Here, you'd want either to build code in the bash language in parts that you concatenate and eventually tell the shell to interpret it with eval, which is dangerous as it can be difficult to avoid command injection vulnerabilities. Here that would have to be:

  memory=4096
    cpus='--cpu=host --vcpus=2'
    type='--os-type=linux'
 variant='--os-variant=debiantesting'
graphics='--graphics spice'
 network='--network bridge=vmbr0'
    disk='--disk "path=/dev/$chosen_vg_name/$lv_name"'
location='--cdrom "/share/media/Linux ISO/debian11-server.iso"'
 
install_cmd="virt-install -n $vm_name --memory $memory $cpus $type $variant $disk $location $graphics $network"
printf >&2 'Interpreting: %s\n' "$install_cmd"
eval "(PS4='Running: '; set -o xtrace; $install_cmd)"

(see how the $chosen_vg_name/$lv_name are in that case expanded upon eval).

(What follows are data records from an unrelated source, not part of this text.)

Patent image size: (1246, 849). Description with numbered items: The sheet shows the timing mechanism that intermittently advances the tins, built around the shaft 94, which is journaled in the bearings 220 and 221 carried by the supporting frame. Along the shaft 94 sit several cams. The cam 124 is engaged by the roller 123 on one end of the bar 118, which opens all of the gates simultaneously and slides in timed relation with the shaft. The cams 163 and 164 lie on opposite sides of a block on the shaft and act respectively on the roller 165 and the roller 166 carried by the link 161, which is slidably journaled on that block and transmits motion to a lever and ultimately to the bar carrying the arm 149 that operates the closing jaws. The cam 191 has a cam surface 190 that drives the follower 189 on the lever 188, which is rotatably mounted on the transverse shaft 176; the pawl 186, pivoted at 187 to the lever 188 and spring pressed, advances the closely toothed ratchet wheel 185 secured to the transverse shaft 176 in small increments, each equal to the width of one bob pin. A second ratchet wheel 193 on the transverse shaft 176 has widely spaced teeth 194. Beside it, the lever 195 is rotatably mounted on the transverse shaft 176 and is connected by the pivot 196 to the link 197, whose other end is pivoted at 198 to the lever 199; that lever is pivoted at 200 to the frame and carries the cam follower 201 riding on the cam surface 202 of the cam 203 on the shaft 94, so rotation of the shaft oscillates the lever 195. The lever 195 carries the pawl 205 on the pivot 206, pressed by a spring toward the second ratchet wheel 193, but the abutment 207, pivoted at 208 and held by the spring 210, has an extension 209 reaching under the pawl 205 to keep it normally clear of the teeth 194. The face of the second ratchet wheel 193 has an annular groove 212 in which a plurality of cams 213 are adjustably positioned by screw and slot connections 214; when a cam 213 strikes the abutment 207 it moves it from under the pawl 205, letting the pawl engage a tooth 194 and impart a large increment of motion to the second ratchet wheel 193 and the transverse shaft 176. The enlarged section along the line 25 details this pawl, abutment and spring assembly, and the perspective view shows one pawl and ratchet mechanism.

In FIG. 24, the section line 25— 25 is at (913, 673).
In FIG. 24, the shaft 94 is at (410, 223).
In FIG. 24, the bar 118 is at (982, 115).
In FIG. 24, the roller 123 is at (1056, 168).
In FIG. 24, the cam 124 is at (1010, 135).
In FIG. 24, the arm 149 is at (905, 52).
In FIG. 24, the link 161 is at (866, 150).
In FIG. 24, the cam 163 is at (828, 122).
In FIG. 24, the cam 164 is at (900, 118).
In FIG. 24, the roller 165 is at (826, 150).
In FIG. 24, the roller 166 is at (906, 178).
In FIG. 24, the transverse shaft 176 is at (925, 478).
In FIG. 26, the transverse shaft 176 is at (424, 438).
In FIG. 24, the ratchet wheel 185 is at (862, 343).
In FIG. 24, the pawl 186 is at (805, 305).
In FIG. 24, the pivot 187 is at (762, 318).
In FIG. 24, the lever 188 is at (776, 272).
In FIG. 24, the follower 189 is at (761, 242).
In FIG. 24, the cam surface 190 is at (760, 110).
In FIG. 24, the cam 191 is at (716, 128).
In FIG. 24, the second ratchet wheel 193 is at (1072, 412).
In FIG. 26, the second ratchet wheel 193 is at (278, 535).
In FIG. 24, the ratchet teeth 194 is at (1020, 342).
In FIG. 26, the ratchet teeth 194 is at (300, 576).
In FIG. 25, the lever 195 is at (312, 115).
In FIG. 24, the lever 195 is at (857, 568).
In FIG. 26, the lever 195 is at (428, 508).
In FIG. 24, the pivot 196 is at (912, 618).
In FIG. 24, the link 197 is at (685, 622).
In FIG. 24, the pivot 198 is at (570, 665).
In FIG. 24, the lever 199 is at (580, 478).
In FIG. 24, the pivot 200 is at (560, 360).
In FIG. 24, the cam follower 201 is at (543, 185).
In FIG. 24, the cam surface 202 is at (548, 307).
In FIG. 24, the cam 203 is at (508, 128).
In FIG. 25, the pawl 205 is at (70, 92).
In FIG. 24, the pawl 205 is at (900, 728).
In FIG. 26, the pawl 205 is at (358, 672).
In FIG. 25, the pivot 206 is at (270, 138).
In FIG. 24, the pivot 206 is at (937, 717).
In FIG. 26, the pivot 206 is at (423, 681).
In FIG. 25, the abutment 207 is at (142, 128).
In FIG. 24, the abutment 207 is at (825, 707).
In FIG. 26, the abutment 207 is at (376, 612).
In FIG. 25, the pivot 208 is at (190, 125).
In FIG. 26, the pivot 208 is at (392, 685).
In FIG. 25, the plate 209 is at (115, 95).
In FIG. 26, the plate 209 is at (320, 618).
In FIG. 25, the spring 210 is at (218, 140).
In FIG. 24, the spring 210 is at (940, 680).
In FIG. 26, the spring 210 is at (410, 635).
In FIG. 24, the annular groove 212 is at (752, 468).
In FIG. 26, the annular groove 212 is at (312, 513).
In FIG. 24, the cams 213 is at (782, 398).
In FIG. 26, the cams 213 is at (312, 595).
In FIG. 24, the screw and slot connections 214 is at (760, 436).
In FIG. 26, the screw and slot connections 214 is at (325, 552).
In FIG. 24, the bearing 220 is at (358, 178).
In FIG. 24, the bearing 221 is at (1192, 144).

Above, I added both some Interpreting: and Running: output to show what code the shell will interpret through eval and what resulting command is going to be run. That running will be done using some execve("/path/to/virt-install", ["virt-install", "-n"...], environ) system call, bash's xtrace output however will render it as some shell code that, if interpreted by bash would result in the same system call.


Or build the arguments of you simple command in parts using variable types that can hold several arguments: arrays and invoke the command made of the elements of that array:

  memory=4096
    cpus=(--cpu=host --vcpus=2)
    type=(--os-type=linux)
 variant=(--os-variant=debiantesting)
graphics=(--graphics spice)
 network=(--network bridge=vmbr0)
    disk=(--disk "path=/dev/$chosen_vg_name/$lv_name")
location=(--cdrom '/share/media/Linux ISO/debian11-server.iso')
 
install_cmd=(
  virt-install -n "$vm_name" --memory "$memory"
  "${cpus[@]}" "${type[@]}" "${variant[@]}" "${disk[@]}"
  "${location[@]}" "${graphics[@]}" "${network[@]}"
)

(PS4='Running: '; set -o xtrace; "${install_cmd[@]}")

(there, the $chosen_vg_name/$lv_name are expanded upon assignment to the $disk array).

Also remember the first argument for printf is the format. It shouldn't contain variable data.

There's there is no double interpretation of shell code, which avoids the risk of command injection vulnerabilities and is therefore preferable.